On Fri, 2019-09-13 at 09:47 +0200, Alfonso Sanchez-Beato via
networkmanager-list wrote:
> Hi,

Hi,


> We have found a problem by which a buggy access point rejects a valid
> passphrase in the 4-Way Handshake phase. This happens just after the
> AP has rebooted - a few seconds later the AP accepts the passphrase
> again.
> 
> The problem is that NetworkManager drops the passphrase after the
> failure to connect ( see 
> https://github.com/NetworkManager/NetworkManager/blob/master/src/devices/wifi/nm-device-wifi.c#L1969
> ), and then it tries to call an agent to get another passphrase.

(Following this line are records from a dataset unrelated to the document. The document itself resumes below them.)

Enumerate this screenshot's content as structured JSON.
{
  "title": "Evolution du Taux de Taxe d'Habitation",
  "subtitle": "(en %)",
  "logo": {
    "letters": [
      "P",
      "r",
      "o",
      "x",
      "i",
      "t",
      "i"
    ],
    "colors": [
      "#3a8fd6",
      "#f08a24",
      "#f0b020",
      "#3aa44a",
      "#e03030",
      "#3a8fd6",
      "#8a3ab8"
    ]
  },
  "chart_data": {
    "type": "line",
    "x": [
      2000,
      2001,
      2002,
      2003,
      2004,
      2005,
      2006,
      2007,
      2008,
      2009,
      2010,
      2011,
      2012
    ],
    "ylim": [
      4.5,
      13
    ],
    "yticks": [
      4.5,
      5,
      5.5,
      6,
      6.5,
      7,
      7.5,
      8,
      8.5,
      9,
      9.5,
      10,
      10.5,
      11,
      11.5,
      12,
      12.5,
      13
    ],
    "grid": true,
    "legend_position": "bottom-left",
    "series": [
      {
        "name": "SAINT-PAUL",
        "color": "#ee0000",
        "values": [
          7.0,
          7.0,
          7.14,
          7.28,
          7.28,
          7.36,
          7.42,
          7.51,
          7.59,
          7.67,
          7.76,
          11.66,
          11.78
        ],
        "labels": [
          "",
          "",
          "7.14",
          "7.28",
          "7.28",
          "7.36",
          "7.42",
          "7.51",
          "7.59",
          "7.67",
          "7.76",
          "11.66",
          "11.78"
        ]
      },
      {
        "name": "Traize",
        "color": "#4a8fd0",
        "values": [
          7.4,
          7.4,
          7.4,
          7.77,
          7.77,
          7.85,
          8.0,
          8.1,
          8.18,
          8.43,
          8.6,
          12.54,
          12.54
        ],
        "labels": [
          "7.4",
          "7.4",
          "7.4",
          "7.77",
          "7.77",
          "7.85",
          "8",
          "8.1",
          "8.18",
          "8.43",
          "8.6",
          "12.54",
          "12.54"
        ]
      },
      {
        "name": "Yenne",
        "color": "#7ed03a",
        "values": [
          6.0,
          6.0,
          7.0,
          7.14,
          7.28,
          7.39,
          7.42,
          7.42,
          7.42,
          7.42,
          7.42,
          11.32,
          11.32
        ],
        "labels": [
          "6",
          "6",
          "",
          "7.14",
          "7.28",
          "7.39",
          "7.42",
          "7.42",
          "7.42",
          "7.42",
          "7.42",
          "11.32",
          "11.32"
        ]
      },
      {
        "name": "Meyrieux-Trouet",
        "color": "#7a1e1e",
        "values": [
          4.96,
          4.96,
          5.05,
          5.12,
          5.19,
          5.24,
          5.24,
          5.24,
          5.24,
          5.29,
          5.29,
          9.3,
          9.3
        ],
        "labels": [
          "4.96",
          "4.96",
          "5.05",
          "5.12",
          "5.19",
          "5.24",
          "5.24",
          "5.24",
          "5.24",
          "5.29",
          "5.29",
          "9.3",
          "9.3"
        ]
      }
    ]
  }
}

In
> this set-up, we do not have that agent, and then the connection stays
> there and there are no more connection retries.
> 
> It does not look like NM has currently a way to force retries in this
> case, although I would be happy to be proven wrong.

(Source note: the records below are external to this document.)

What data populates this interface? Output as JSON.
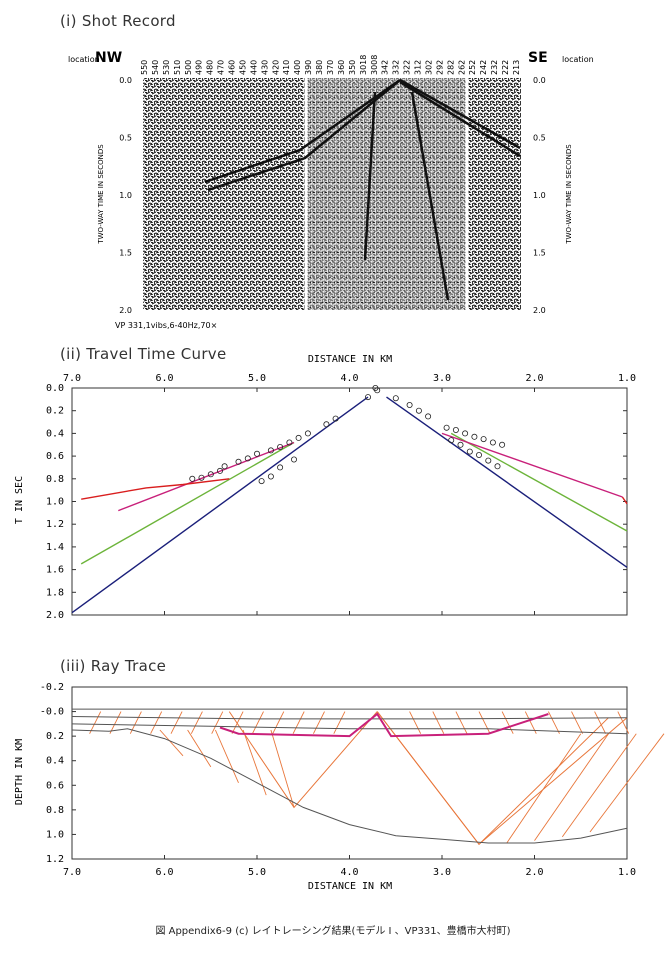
{
  "panel1": {
    "title": "(i) Shot Record",
    "nw": "NW",
    "se": "SE",
    "loc_label": "location",
    "stations": [
      "550",
      "540",
      "530",
      "510",
      "500",
      "490",
      "480",
      "470",
      "460",
      "450",
      "440",
      "430",
      "420",
      "410",
      "400",
      "390",
      "380",
      "370",
      "360",
      "350",
      "3018",
      "3008",
      "342",
      "332",
      "322",
      "312",
      "302",
      "292",
      "282",
      "262",
      "252",
      "242",
      "232",
      "222",
      "213"
    ],
    "time_ticks": [
      "0.0",
      "0.5",
      "1.0",
      "1.5",
      "2.0"
    ],
    "ylabel": "TWO-WAY TIME IN SECONDS",
    "note": "VP 331,1vibs,6-40Hz,70×"
  },
  "chart_data": [
    {
      "type": "line",
      "title": "(ii) Travel Time Curve",
      "xlabel": "DISTANCE IN KM",
      "ylabel": "T IN SEC",
      "xlim": [
        7.0,
        1.0
      ],
      "ylim": [
        2.0,
        0.0
      ],
      "x_ticks": [
        "7.0",
        "6.0",
        "5.0",
        "4.0",
        "3.0",
        "2.0",
        "1.0"
      ],
      "y_ticks": [
        "0.0",
        "0.2",
        "0.4",
        "0.6",
        "0.8",
        "1.0",
        "1.2",
        "1.4",
        "1.6",
        "1.8",
        "2.0"
      ],
      "series": [
        {
          "color": "#1a1f7a",
          "segments": [
            [
              [
                7.0,
                1.98
              ],
              [
                3.8,
                0.08
              ]
            ],
            [
              [
                3.6,
                0.08
              ],
              [
                1.0,
                1.58
              ]
            ]
          ]
        },
        {
          "color": "#6cb43a",
          "segments": [
            [
              [
                6.9,
                1.55
              ],
              [
                4.6,
                0.48
              ]
            ],
            [
              [
                2.9,
                0.4
              ],
              [
                1.0,
                1.26
              ]
            ]
          ]
        },
        {
          "color": "#c8207a",
          "segments": [
            [
              [
                6.5,
                1.08
              ],
              [
                4.6,
                0.48
              ]
            ],
            [
              [
                3.0,
                0.4
              ],
              [
                1.05,
                0.96
              ]
            ]
          ]
        },
        {
          "color": "#d91e1e",
          "segments": [
            [
              [
                6.9,
                0.98
              ],
              [
                6.2,
                0.88
              ],
              [
                5.8,
                0.85
              ],
              [
                5.3,
                0.8
              ]
            ],
            [
              [
                1.05,
                0.96
              ],
              [
                1.0,
                1.02
              ]
            ]
          ]
        }
      ],
      "observed": [
        [
          3.8,
          0.08
        ],
        [
          3.72,
          0.0
        ],
        [
          3.7,
          0.02
        ],
        [
          4.15,
          0.27
        ],
        [
          4.25,
          0.32
        ],
        [
          4.45,
          0.4
        ],
        [
          4.55,
          0.44
        ],
        [
          4.65,
          0.48
        ],
        [
          4.75,
          0.52
        ],
        [
          4.85,
          0.55
        ],
        [
          5.0,
          0.58
        ],
        [
          5.1,
          0.62
        ],
        [
          5.2,
          0.65
        ],
        [
          5.35,
          0.69
        ],
        [
          5.4,
          0.73
        ],
        [
          5.5,
          0.76
        ],
        [
          5.6,
          0.79
        ],
        [
          5.7,
          0.8
        ],
        [
          4.6,
          0.63
        ],
        [
          4.75,
          0.7
        ],
        [
          4.85,
          0.78
        ],
        [
          4.95,
          0.82
        ],
        [
          3.5,
          0.09
        ],
        [
          3.35,
          0.15
        ],
        [
          3.25,
          0.2
        ],
        [
          3.15,
          0.25
        ],
        [
          2.95,
          0.35
        ],
        [
          2.85,
          0.37
        ],
        [
          2.75,
          0.4
        ],
        [
          2.65,
          0.43
        ],
        [
          2.55,
          0.45
        ],
        [
          2.45,
          0.48
        ],
        [
          2.35,
          0.5
        ],
        [
          2.9,
          0.46
        ],
        [
          2.8,
          0.5
        ],
        [
          2.7,
          0.56
        ],
        [
          2.6,
          0.59
        ],
        [
          2.5,
          0.64
        ],
        [
          2.4,
          0.69
        ]
      ]
    },
    {
      "type": "line",
      "title": "(iii) Ray Trace",
      "xlabel": "DISTANCE IN KM",
      "ylabel": "DEPTH IN KM",
      "xlim": [
        7.0,
        1.0
      ],
      "ylim": [
        1.2,
        -0.2
      ],
      "x_ticks": [
        "7.0",
        "6.0",
        "5.0",
        "4.0",
        "3.0",
        "2.0",
        "1.0"
      ],
      "y_ticks": [
        "-0.2",
        "-0.0",
        "0.2",
        "0.4",
        "0.6",
        "0.8",
        "1.0",
        "1.2"
      ],
      "layers": [
        {
          "color": "#555555",
          "points": [
            [
              7.0,
              -0.02
            ],
            [
              1.0,
              -0.02
            ]
          ]
        },
        {
          "color": "#555555",
          "points": [
            [
              7.0,
              0.04
            ],
            [
              5.0,
              0.06
            ],
            [
              3.0,
              0.06
            ],
            [
              1.0,
              0.05
            ]
          ]
        },
        {
          "color": "#555555",
          "points": [
            [
              7.0,
              0.1
            ],
            [
              5.5,
              0.12
            ],
            [
              4.0,
              0.14
            ],
            [
              2.5,
              0.14
            ],
            [
              1.0,
              0.18
            ]
          ]
        },
        {
          "color": "#555555",
          "points": [
            [
              7.0,
              0.15
            ],
            [
              6.6,
              0.16
            ],
            [
              6.4,
              0.14
            ],
            [
              6.0,
              0.22
            ],
            [
              5.5,
              0.38
            ],
            [
              5.0,
              0.58
            ],
            [
              4.5,
              0.78
            ],
            [
              4.0,
              0.92
            ],
            [
              3.5,
              1.01
            ],
            [
              3.0,
              1.04
            ],
            [
              2.5,
              1.07
            ],
            [
              2.0,
              1.07
            ],
            [
              1.5,
              1.03
            ],
            [
              1.0,
              0.95
            ]
          ]
        },
        {
          "color": "#c8207a",
          "points": [
            [
              5.4,
              0.13
            ],
            [
              5.2,
              0.18
            ],
            [
              4.0,
              0.2
            ],
            [
              3.7,
              0.02
            ],
            [
              3.55,
              0.2
            ],
            [
              2.5,
              0.18
            ],
            [
              1.85,
              0.02
            ]
          ]
        }
      ],
      "source_x": 3.7,
      "rays": [
        {
          "points": [
            [
              3.7,
              0.0
            ],
            [
              4.6,
              0.78
            ],
            [
              5.3,
              0.0
            ]
          ]
        },
        {
          "points": [
            [
              3.7,
              0.0
            ],
            [
              2.6,
              1.08
            ],
            [
              1.0,
              0.05
            ]
          ]
        },
        {
          "points": [
            [
              3.7,
              0.0
            ],
            [
              2.6,
              1.08
            ],
            [
              1.2,
              0.05
            ]
          ]
        }
      ]
    }
  ],
  "caption": "図 Appendix6-9 (c)   レイトレーシング結果(モデル I 、VP331、豊橋市大村町)"
}
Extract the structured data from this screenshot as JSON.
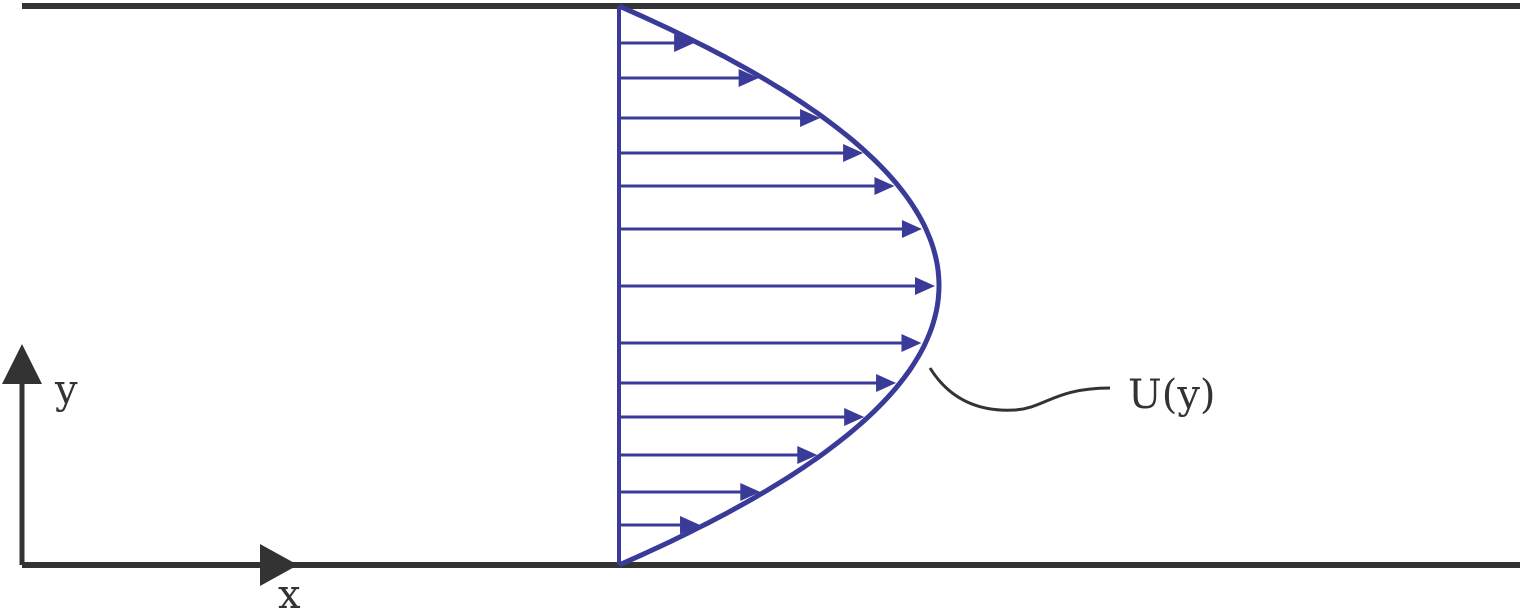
{
  "labels": {
    "y_axis": "y",
    "x_axis": "x",
    "profile": "U(y)"
  },
  "colors": {
    "wall": "#333333",
    "axis": "#333333",
    "profile": "#3a3b98",
    "text": "#333333"
  },
  "velocity_profile": {
    "shape": "parabolic",
    "arrow_count": 13
  }
}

What you describe is a problem, with nasty effects.

- the user gets repeatedly prompt for a password, although the password
is right.

- if no agent is available, the connection gets blocked from
autoconnect. That's especially problematic, if the user is not
available to manually re-trigger an authentication.


> So, I have thought of some possible ways to solve this and would
> appreciate your feedback on what would be the best approach and what
> would be acceptable to be merged:
> 
> 1. Do some retries before calling the agent

Does that solve the problem? Also, I don't think this should be done by
default, because the user might get blocked. Also, doing this
unconditionally, adds quite a delay in the common case where the
password is indeed wrong.

> 2. Do not drop the secret if there is no agent registered

Not "dropping" the secret does not seem to be a solution. It's merely
part of a possible solution.

> 3. Have a new property for the connection that forbids dropping
> secrets

While it's ugly to do this, I think it's the only solution. We could
add a connection property to the connection profile that says "assume-
the-secret-is-correct-for-n-times". The current behavior is like "1".
"0" means forever (with some ratelimiting).